A. IHS OMB outpatient and inpatient reimbursement rates
include facility fees and professional fees except as described in this rule.
(1) Outpatient encounters and
visits: MAD reimburses outpatient
encounters and visits at the OMB outpatient encounter rate. Reimbursement at OMB rates is retroactive to
the dates of service for which the OMB rates are applicable.

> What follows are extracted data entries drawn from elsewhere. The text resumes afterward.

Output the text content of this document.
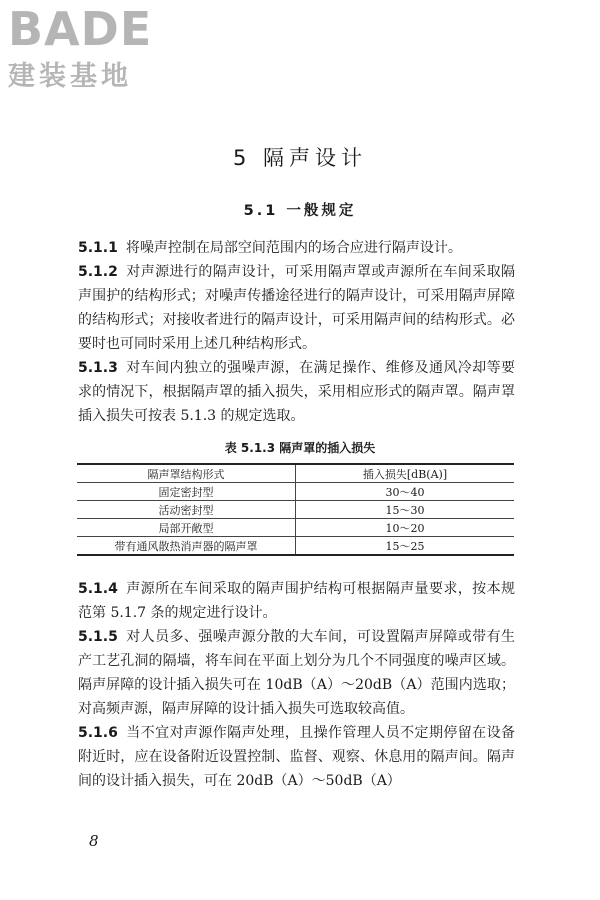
BADE
建装基地
5 隔声设计
5.1 一般规定

5.1.1 将噪声控制在局部空间范围内的场合应进行隔声设计。

5.1.2 对声源进行的隔声设计，可采用隔声罩或声源所在车间采取隔声围护的结构形式；对噪声传播途径进行的隔声设计，可采用隔声屏障的结构形式；对接收者进行的隔声设计，可采用隔声间的结构形式。必要时也可同时采用上述几种结构形式。

5.1.3 对车间内独立的强噪声源，在满足操作、维修及通风冷却等要求的情况下，根据隔声罩的插入损失，采用相应形式的隔声罩。隔声罩插入损失可按表 5.1.3 的规定选取。

表 5.1.3 隔声罩的插入损失
隔声罩结构形式	插入损失[dB(A)]
固定密封型	30～40
活动密封型	15～30
局部开敞型	10～20
带有通风散热消声器的隔声罩	15～25

5.1.4 声源所在车间采取的隔声围护结构可根据隔声量要求，按本规范第 5.1.7 条的规定进行设计。

5.1.5 对人员多、强噪声源分散的大车间，可设置隔声屏障或带有生产工艺孔洞的隔墙，将车间在平面上划分为几个不同强度的噪声区域。隔声屏障的设计插入损失可在 10dB（A）～20dB（A）范围内选取；对高频声源，隔声屏障的设计插入损失可选取较高值。

5.1.6 当不宜对声源作隔声处理，且操作管理人员不定期停留在设备附近时，应在设备附近设置控制、监督、观察、休息用的隔声间。隔声间的设计插入损失，可在 20dB（A）～50dB（A）

8
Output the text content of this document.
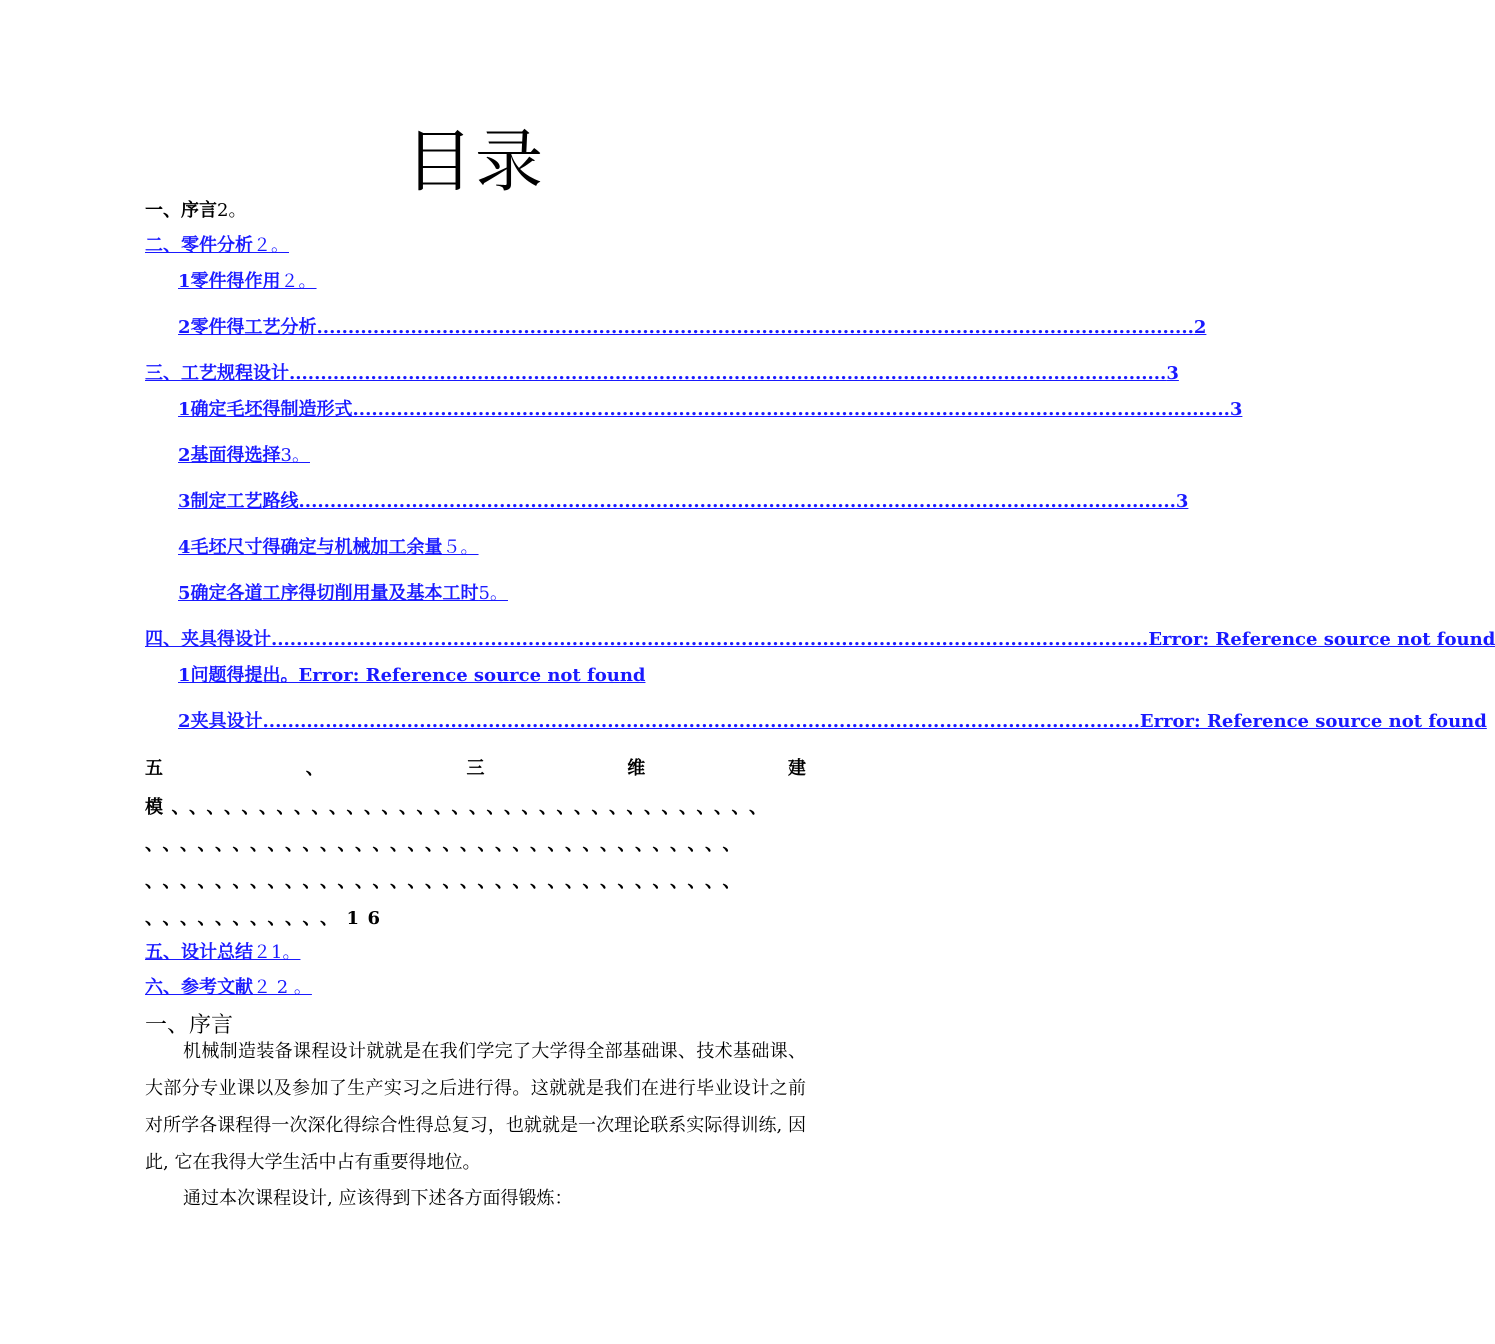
目录
一、序言 2。
二、零件分析 ２。
1零件得作用 ２。
2零件得工艺分析 ............................................................................................................................................ 2
三、工艺规程设计 ............................................................................................................................................ 3
1确定毛坯得制造形式 ............................................................................................................................................ 3
2基面得选择 3。
3制定工艺路线 ............................................................................................................................................ 3
4毛坯尺寸得确定与机械加工余量 ５。
5确定各道工序得切削用量及基本工时 5。
四、夹具得设计 ............................................................................................................................................ Error: Reference source not found
1问题得提出 。Error: Reference source not found
2夹具设计 ............................................................................................................................................ Error: Reference source not found
五	、	三	维	建
模、、、、、、、、、、、、、、、、、、、、、、、、、、、、、、、、、、
、、、、、、、、、、、、、、、、、、、、、、、、、、、、、、、、、、
、、、、、、、、、、、、、、、、、、、、、、、、、、、、、、、、、、
、、、、、、、、、、、16
五、设计总结 ２1。
六、参考文献 ２ 2 。
一、序言

机械制造装备课程设计就就是在我们学完了大学得全部基础课、技术基础课、大部分专业课以及参加了生产实习之后进行得。这就就是我们在进行毕业设计之前对所学各课程得一次深化得综合性得总复习，也就就是一次理论联系实际得训练, 因此, 它在我得大学生活中占有重要得地位。

通过本次课程设计, 应该得到下述各方面得锻炼：
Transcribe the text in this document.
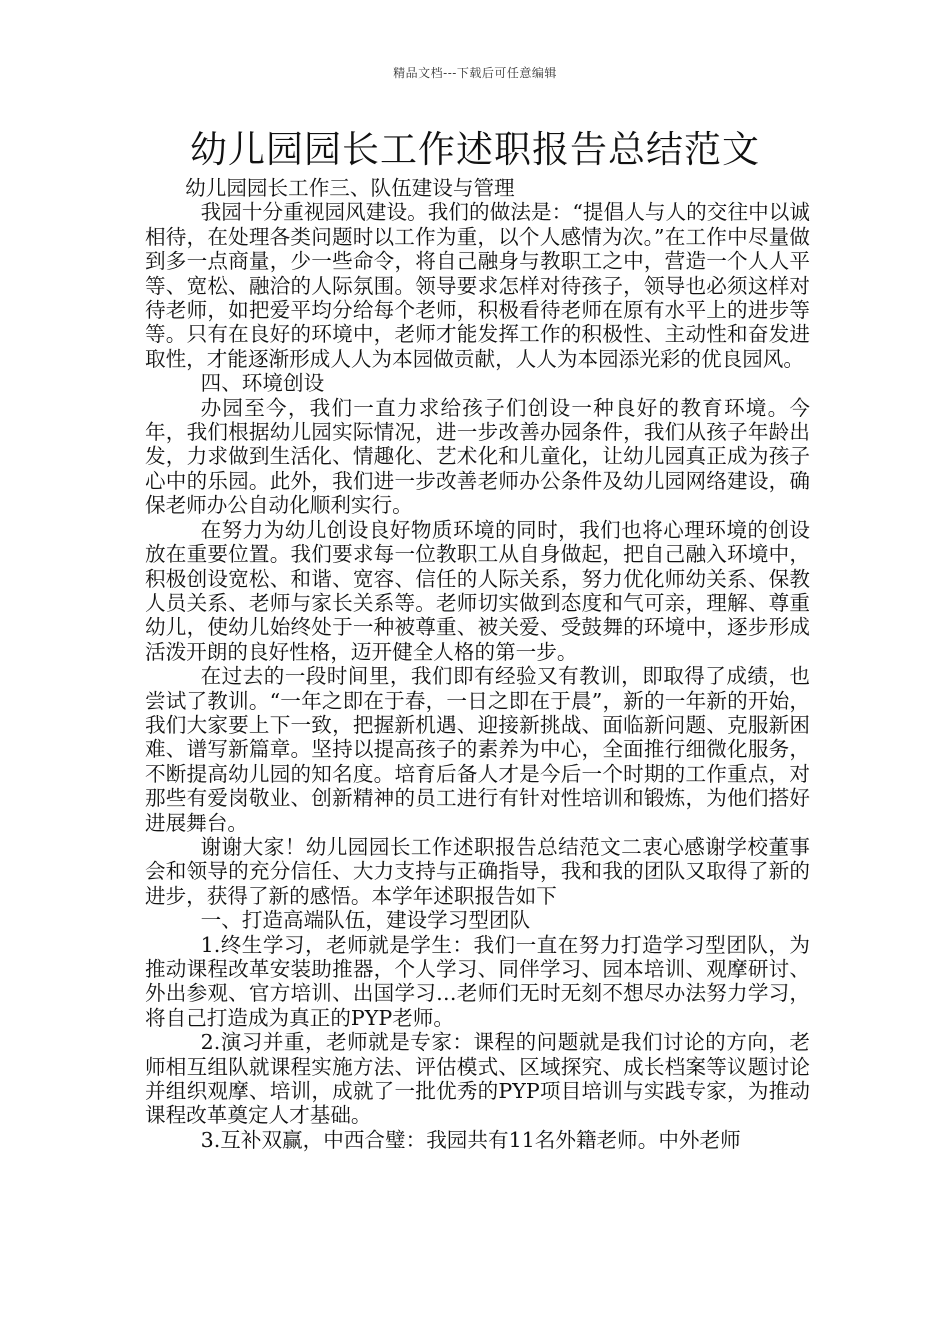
精品文档---下载后可任意编辑
幼儿园园长工作述职报告总结范文

幼儿园园长工作三、队伍建设与管理

我园十分重视园风建设。我们的做法是：“提倡人与人的交往中以诚相待，在处理各类问题时以工作为重，以个人感情为次。”在工作中尽量做到多一点商量，少一些命令，将自己融身与教职工之中，营造一个人人平等、宽松、融洽的人际氛围。领导要求怎样对待孩子，领导也必须这样对待老师，如把爱平均分给每个老师，积极看待老师在原有水平上的进步等等。只有在良好的环境中，老师才能发挥工作的积极性、主动性和奋发进取性，才能逐渐形成人人为本园做贡献，人人为本园添光彩的优良园风。

四、环境创设

办园至今，我们一直力求给孩子们创设一种良好的教育环境。今年，我们根据幼儿园实际情况，进一步改善办园条件，我们从孩子年龄出发，力求做到生活化、情趣化、艺术化和儿童化，让幼儿园真正成为孩子心中的乐园。此外，我们进一步改善老师办公条件及幼儿园网络建设，确保老师办公自动化顺利实行。

在努力为幼儿创设良好物质环境的同时，我们也将心理环境的创设放在重要位置。我们要求每一位教职工从自身做起，把自己融入环境中，积极创设宽松、和谐、宽容、信任的人际关系，努力优化师幼关系、保教人员关系、老师与家长关系等。老师切实做到态度和气可亲，理解、尊重幼儿，使幼儿始终处于一种被尊重、被关爱、受鼓舞的环境中，逐步形成活泼开朗的良好性格，迈开健全人格的第一步。

在过去的一段时间里，我们即有经验又有教训，即取得了成绩，也尝试了教训。“一年之即在于春，一日之即在于晨”，新的一年新的开始，我们大家要上下一致，把握新机遇、迎接新挑战、面临新问题、克服新困难、谱写新篇章。坚持以提高孩子的素养为中心，全面推行细微化服务，不断提高幼儿园的知名度。培育后备人才是今后一个时期的工作重点，对那些有爱岗敬业、创新精神的员工进行有针对性培训和锻炼，为他们搭好进展舞台。

谢谢大家！幼儿园园长工作述职报告总结范文二衷心感谢学校董事会和领导的充分信任、大力支持与正确指导，我和我的团队又取得了新的进步，获得了新的感悟。本学年述职报告如下

一、打造高端队伍，建设学习型团队

1.终生学习，老师就是学生：我们一直在努力打造学习型团队，为推动课程改革安装助推器，个人学习、同伴学习、园本培训、观摩研讨、外出参观、官方培训、出国学习…老师们无时无刻不想尽办法努力学习，将自己打造成为真正的PYP老师。

2.演习并重，老师就是专家：课程的问题就是我们讨论的方向，老师相互组队就课程实施方法、评估模式、区域探究、成长档案等议题讨论并组织观摩、培训，成就了一批优秀的PYP项目培训与实践专家，为推动课程改革奠定人才基础。

3.互补双赢，中西合璧：我园共有11名外籍老师。中外老师
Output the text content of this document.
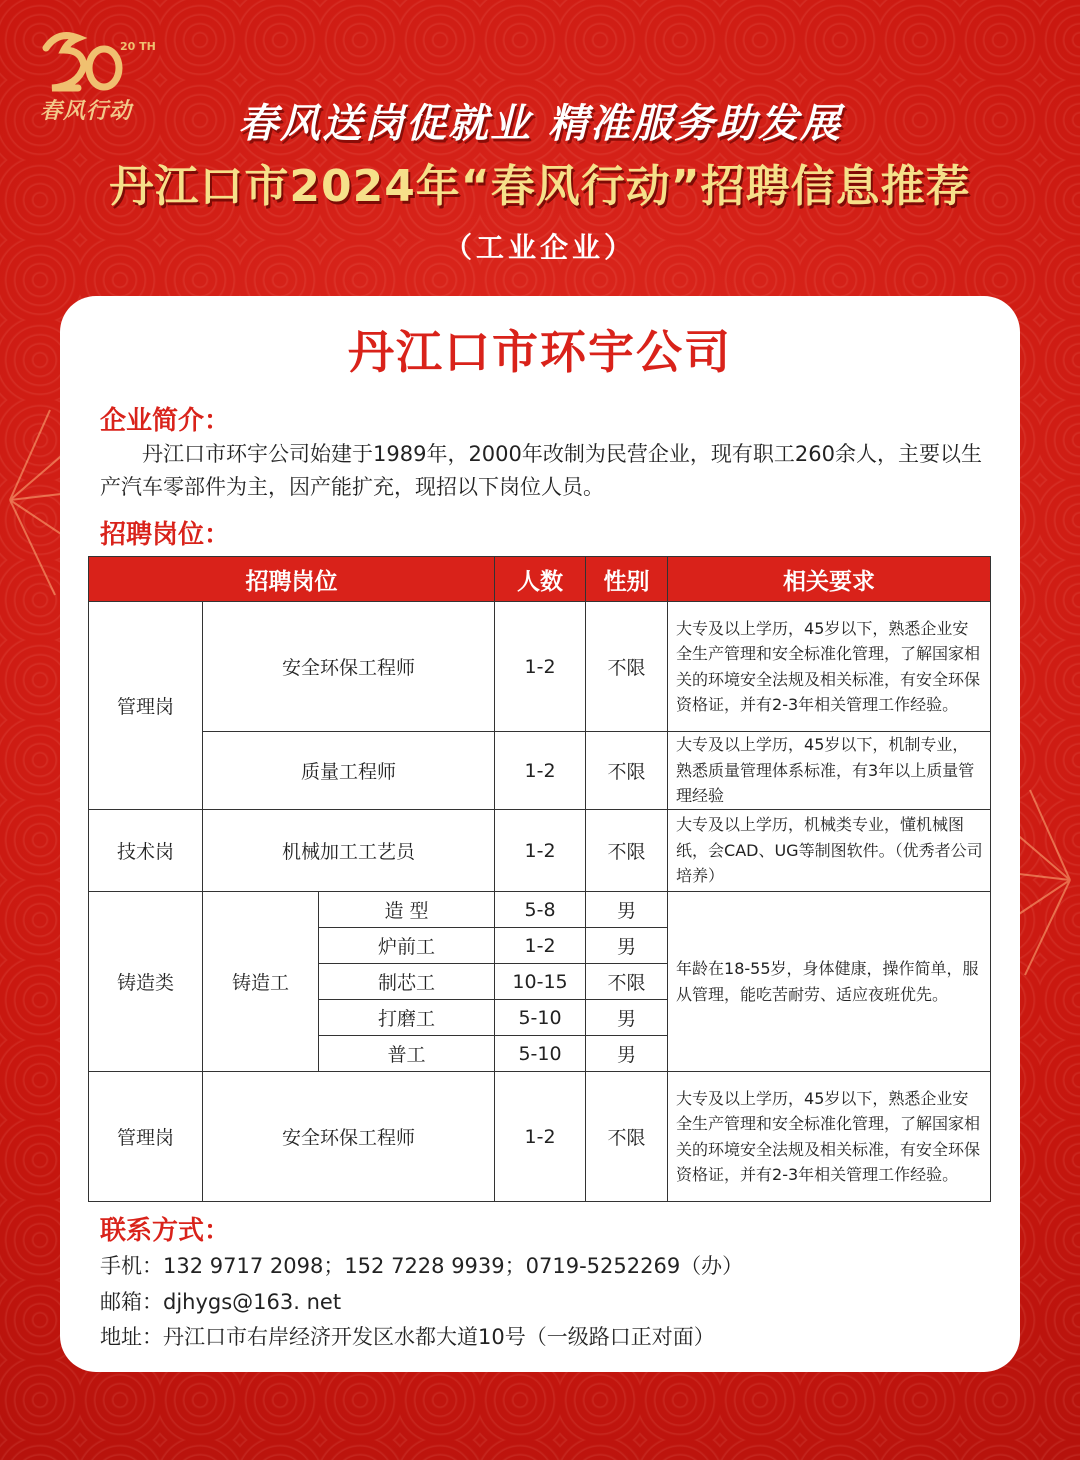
20 TH
春风行动	春风送岗促就业 精准服务助发展
丹江口市2024年“春风行动”招聘信息推荐
（工业企业）
丹江口市环宇公司
企业简介：
丹江口市环宇公司始建于1989年，2000年改制为民营企业，现有职工260余人，主要以生产汽车零部件为主，因产能扩充，现招以下岗位人员。
招聘岗位：
招聘岗位			人数	性别	相关要求
管理岗	安全环保工程师		1-2	不限	大专及以上学历，45岁以下，熟悉企业安全生产管理和安全标准化管理，了解国家相关的环境安全法规及相关标准，有安全环保资格证，并有2-3年相关管理工作经验。
	质量工程师		1-2	不限	大专及以上学历，45岁以下，机制专业，熟悉质量管理体系标准，有3年以上质量管理经验
技术岗	机械加工工艺员		1-2	不限	大专及以上学历，机械类专业，懂机械图纸，会CAD、UG等制图软件。（优秀者公司培养）
铸造类	铸造工	造 型	5-8	男	年龄在18-55岁，身体健康，操作简单，服从管理，能吃苦耐劳、适应夜班优先。
		炉前工	1-2	男	
		制芯工	10-15	不限	
		打磨工	5-10	男	
		普工	5-10	男	
管理岗	安全环保工程师		1-2	不限	大专及以上学历，45岁以下，熟悉企业安全生产管理和安全标准化管理，了解国家相关的环境安全法规及相关标准，有安全环保资格证，并有2-3年相关管理工作经验。
联系方式：
手机：132 9717 2098；152 7228 9939；0719-5252269（办）
邮箱：djhygs@163. net
地址：丹江口市右岸经济开发区水都大道10号（一级路口正对面）
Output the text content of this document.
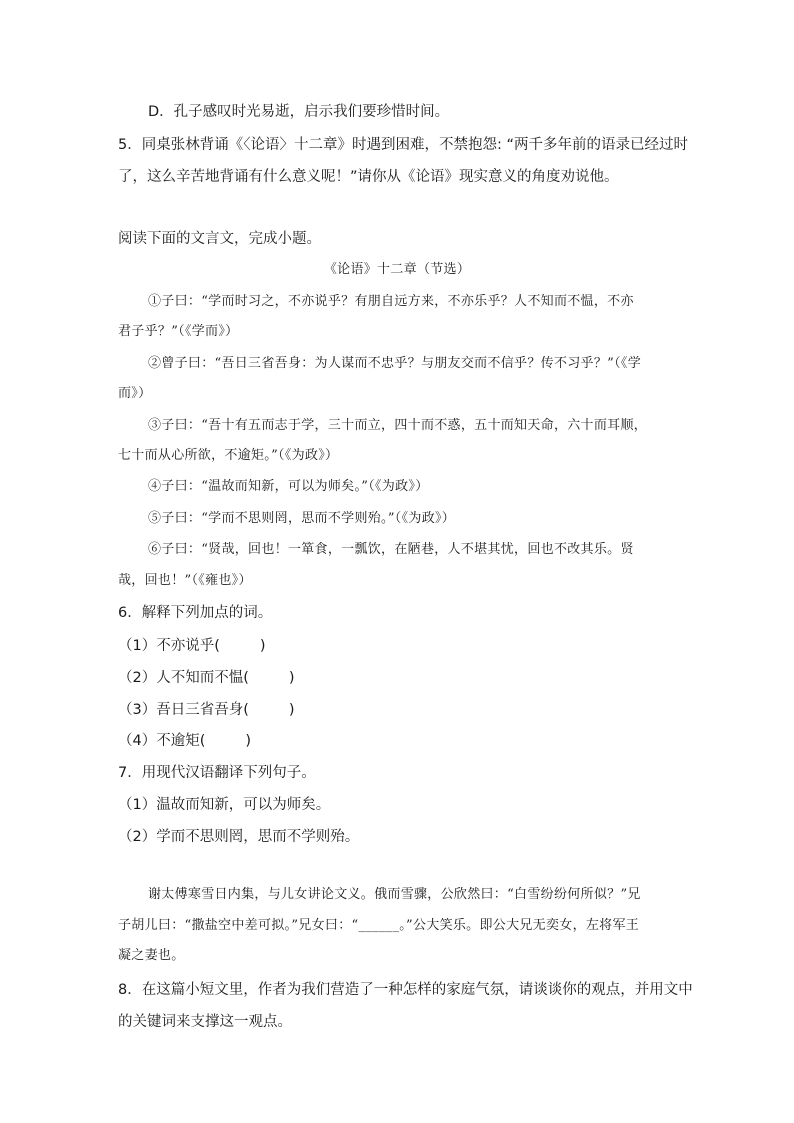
D．孔子感叹时光易逝，启示我们要珍惜时间。
5．同桌张林背诵《〈论语〉十二章》时遇到困难，不禁抱怨: “两千多年前的语录已经过时
了，这么辛苦地背诵有什么意义呢！”请你从《论语》现实意义的角度劝说他。
阅读下面的文言文，完成小题。
《论语》十二章（节选）
①子曰：“学而时习之，不亦说乎？有朋自远方来，不亦乐乎？人不知而不愠，不亦
君子乎？”（《学而》）
②曾子曰：“吾日三省吾身：为人谋而不忠乎？与朋友交而不信乎？传不习乎？”（《学
而》）
③子曰：“吾十有五而志于学，三十而立，四十而不惑，五十而知天命，六十而耳顺，
七十而从心所欲，不逾矩。”（《为政》）
④子曰：“温故而知新，可以为师矣。”（《为政》）
⑤子曰：“学而不思则罔，思而不学则殆。”（《为政》）
⑥子曰：“贤哉，回也！一箪食，一瓢饮，在陋巷，人不堪其忧，回也不改其乐。贤
哉，回也！”（《雍也》）
6．解释下列加点的词。
（1）不亦说乎(	)
（2）人不知而不愠(	)
（3）吾日三省吾身(	)
（4）不逾矩(	)
7．用现代汉语翻译下列句子。
（1）温故而知新，可以为师矣。
（2）学而不思则罔，思而不学则殆。
谢太傅寒雪日内集，与儿女讲论文义。俄而雪骤，公欣然曰：“白雪纷纷何所似？”兄
子胡儿曰：“撒盐空中差可拟。”兄女曰：“______。”公大笑乐。即公大兄无奕女，左将军王
凝之妻也。
8．在这篇小短文里，作者为我们营造了一种怎样的家庭气氛，请谈谈你的观点，并用文中
的关键词来支撑这一观点。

(2) Inpatient hospital service: MAD reimburses covered inpatient hospital stays
at the federally published OMB hospital inpatient per diem rate. The inpatient OMB rate applies when an
eligible recipient has been under outpatient care observation or is receiving
extended outpatient medical services, and the time period has been for 24 hours
or more whether the eligible recipient has been formally admitted or not. Risk factors such as distance of the facility
from the eligible recipient’s residence for potential emergency follow up care,
as well as lack of availability of step-down care providers (home health
services, nursing facilities, and acute long term care hospital facilities) may
be considered in making discharge decisions regarding the eligible recipient. Alternatively, the facility may elect to bill
a daily outpatient OMB rate for an eligible recipient under observation. Reimbursement at OMB rates is retroactive to
the date of service for which the federal OMB rates are applicable.
(3) Reimbursement following medicare
payment is made at the full copayment, deductible and co-insurance amounts
determined by medicare. Reimbursement
following payment by other insurance is made at the OMB rate, is applicable,
less the payment received from the other insurer.
B. Services not subject to the OMB rates are reimbursed
according to MAD rules for the specific service. For services not reimbursable the facility at
100% federal matching funds, the facility may be enrolled additionally for
services to be paid at standard federal matching rates.
C. Electronic billing
requirements: Electronic billing of
claims is required unless an exemption has been allowed by MAD. Exemptions will be given on a case-by-case
basis with consideration given to barriers faced by the provider in electronic
billing, such as small volume for which developing electronic submission
capability is impractical. The
requirement for electronic submission of claims does not apply when paper
attachments must accompany the claim form.
D. Responsibility for
claims: A provider is responsible
for all claims submitted under his or her national provider identifier (NPI) or
provider number, including responsibility for accurate coding representing the
services provided without inappropriately upcoding, unbundling, or billing
mutually exclusive codes as indicated by published coding manuals, directives,
CMS correct coding initiatives, and NMAC MAD rules.